In Maras Kopf bewegten sich ihre Gedanken zurück zu der Situation, als der wild gewordene Geist sie und Kuronirokiani angegriffen hatte. Kuro war an einer Häuserwand zusammengebrochen und sie hatte ihren kleinen Freund schützend in ihren Armen gehalten. Der Geist holte zu einem tödlichen Schlag aus und Mara war sich sicher gewesen, dass dieser sie treffen würde. Aus ihr damals unerklärlichen Gründen waren sie durch die Luft geschleudert worden. Kurz vor ihrem Ausweichflug hatte Mara zu dem fremden Mann, der ihr damals zu Hilfe gekommen war, geblickt und bemerkt, wie sich der Boden unter ihr bewegte. Tagelang hatte Mara sich über die Rettungsaktion Gedanken gemacht und ihr kam bereits nach dem Kampf der Gedanke, dass er die Erde beherrschen konnte. Dennoch war es eine Überraschung, die Bestätigung ihrer Vermutung zu hören.
„Mir war nicht bewusst, dass du die verbotenen Künste anwendest, um uns zu retten. Auch, wenn ich nicht weiß, was deine Hintergründe sind, möchte ich dir für damals danken. Ohne deine Unterstützung hätten wir es nicht lebendig aus dieser Situation heraus geschafft", sagte Mara und ihre Worte waren ehrlich gemeint.

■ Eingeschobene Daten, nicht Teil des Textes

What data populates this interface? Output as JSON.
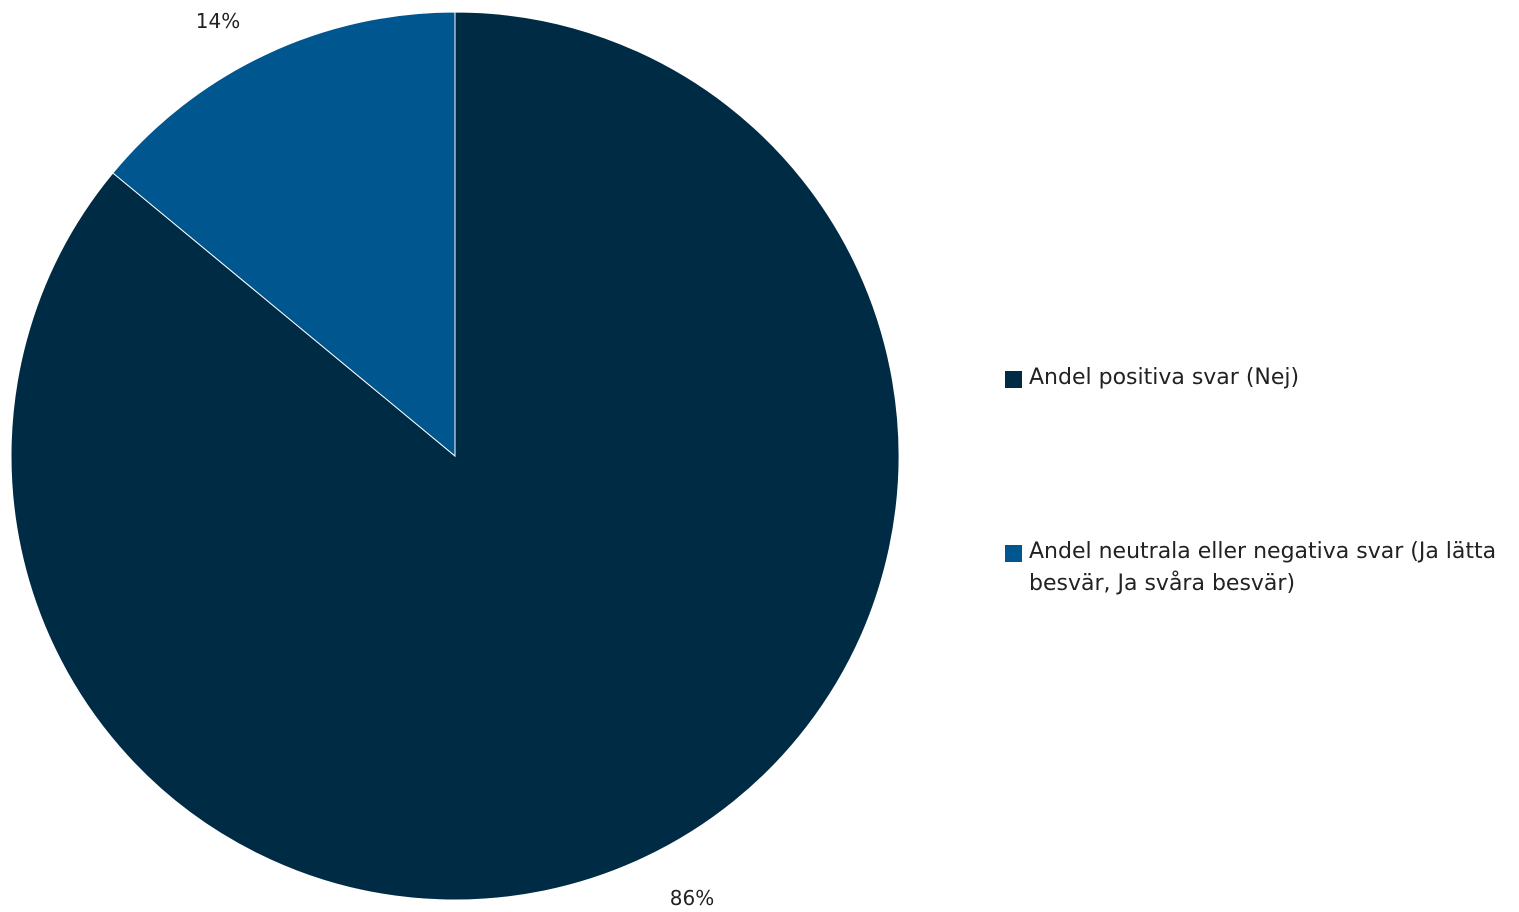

Der Mann war zwar in gewisser Weise schuld an ihrer aktuellen Situation, dennoch war sie ihm dankbar für die damalige Hilfe.
„Dafür musst du mir nicht danken", entgegnete der Fremde ihr. „Gib mir deine Hände, damit ihr sie mir ansehen kann."
Mara zögerte. Der Mann vor ihr war ihr ein Rätsel. Eines über das sie bereits seit mehreren Wochen grübelte. Immer wieder war er in ihrer Gegenwart aufgetaucht und in gewisser Weise fühlte sie sich mit ihm verbunden. Da fasste Mara einen Entschluss. Sie konnte sich vor ihm versperren und seine Hilfe nicht annehmen, oder sie beobachtete seine Reaktionen und nahm die Unterstützung an. Sich ihm gegenüber offener zu zeigen, konnte ihnen nicht mehr schaden, als sie eh schon einstecken mussten.
„Darf ich wenigstens erfahren, wie du heißt?", fragte Mara und hoffte durch diese einfache Frage in gewisser Weise das Eis ein Stück zu brechen. „Mein Name ist Mara und das ist Kuronirokiani", stellte sie sich vor, um ihm ihre Offenheit zu demonstrieren.
Der Fremde schnaubte abfällig, aber als Mara in seine Augen blickte, lag darin eine gewisse Wärme. „Das war wohl unhöflich von mir, mich nie vorgestellt zu haben. Mein Name ist Kiran."